Say a friend is looking for a new system, and said person is not particularly savvy with technology, what system would you point them toward?
Say a friend is looking for a new system, and said person is not particularly savvy with technology, what system would you point them toward?
From my perspective, it kinda depends on what phone your friend has.
If they have an iPhone, and want to be able to integrate both systems, then macOS. If they’re on Android, then Mint.

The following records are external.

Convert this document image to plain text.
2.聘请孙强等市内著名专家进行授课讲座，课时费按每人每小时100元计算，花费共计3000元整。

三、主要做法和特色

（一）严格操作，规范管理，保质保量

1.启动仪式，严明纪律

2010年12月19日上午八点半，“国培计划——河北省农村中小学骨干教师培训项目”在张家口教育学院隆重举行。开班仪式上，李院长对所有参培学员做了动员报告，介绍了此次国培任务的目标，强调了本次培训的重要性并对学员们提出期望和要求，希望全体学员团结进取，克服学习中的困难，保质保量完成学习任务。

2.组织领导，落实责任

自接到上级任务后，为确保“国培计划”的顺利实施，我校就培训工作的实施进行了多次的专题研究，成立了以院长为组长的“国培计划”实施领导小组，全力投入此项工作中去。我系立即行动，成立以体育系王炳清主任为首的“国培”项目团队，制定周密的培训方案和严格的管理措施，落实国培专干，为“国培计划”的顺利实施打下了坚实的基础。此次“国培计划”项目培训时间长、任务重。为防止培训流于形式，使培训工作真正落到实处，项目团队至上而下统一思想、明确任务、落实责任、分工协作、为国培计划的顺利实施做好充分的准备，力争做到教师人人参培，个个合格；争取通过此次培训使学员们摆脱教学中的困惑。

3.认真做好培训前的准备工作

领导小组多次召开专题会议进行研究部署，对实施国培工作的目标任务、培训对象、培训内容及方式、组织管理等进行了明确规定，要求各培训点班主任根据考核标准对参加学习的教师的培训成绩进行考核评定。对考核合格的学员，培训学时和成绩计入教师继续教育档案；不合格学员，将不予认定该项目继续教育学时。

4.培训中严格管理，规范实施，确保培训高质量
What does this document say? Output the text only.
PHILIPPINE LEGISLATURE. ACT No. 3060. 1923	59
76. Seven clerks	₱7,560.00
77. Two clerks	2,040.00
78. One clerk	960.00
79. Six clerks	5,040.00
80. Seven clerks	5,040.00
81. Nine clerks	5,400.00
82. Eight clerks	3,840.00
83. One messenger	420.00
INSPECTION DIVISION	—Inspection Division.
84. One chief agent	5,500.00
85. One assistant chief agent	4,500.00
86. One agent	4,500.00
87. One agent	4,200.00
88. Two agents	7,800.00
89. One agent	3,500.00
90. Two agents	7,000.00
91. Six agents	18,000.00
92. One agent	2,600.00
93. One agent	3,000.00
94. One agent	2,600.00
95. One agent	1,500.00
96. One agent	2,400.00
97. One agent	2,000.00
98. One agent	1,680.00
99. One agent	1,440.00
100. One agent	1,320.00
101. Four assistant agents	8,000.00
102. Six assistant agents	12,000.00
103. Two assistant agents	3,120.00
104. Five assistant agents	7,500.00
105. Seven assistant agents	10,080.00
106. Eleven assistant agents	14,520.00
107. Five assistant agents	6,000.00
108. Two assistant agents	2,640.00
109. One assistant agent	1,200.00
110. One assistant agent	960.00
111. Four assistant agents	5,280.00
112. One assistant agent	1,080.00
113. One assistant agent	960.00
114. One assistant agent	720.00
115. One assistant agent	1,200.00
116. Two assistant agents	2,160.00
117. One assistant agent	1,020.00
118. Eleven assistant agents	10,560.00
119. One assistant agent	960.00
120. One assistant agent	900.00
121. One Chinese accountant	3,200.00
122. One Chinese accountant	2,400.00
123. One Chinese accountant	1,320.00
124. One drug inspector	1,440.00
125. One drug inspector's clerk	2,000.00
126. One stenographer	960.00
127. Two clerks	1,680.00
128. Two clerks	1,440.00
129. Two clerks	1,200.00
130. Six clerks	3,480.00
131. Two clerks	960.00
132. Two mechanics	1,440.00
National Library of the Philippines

Prior to my shift to Linux, I was all in on Apple. My MacBook, iPad and iPhone all worked beautifully together. These days I have a Pixel running Graphene, and my computing is a mix of macOS and Kubuntu, and while I’m using Kubuntu my iPad is basically useless. KDE Connect is spotty at best, and while SyncThing theoretically works, it’s too much of a faff to bother setting up. Oh, and Apple Music is essentially non-existent on Linux if you value lossless audio.
However, there are ways to integrate. Signal works well across the platforms for messaging, and even WhatsApp to some extent. Firefox is decent enough on iPad so you can sync tabs across. And WinBoat will run Apple Music in a VM, though that obviously takes a reasonable amount of utility from your computer.
Syncthing works great on Fedora, GrapheneOS, and an old android tablet. Wasn’t difficult to set up.
Yes. But that’s not what I said.
I’ve come to rely on SyncThing across my MacBook, Graphene phone, a couple of Linux machines I use, and an old Samsung tablet. But not my iPad. Because it sucks on iOS/iPadOS.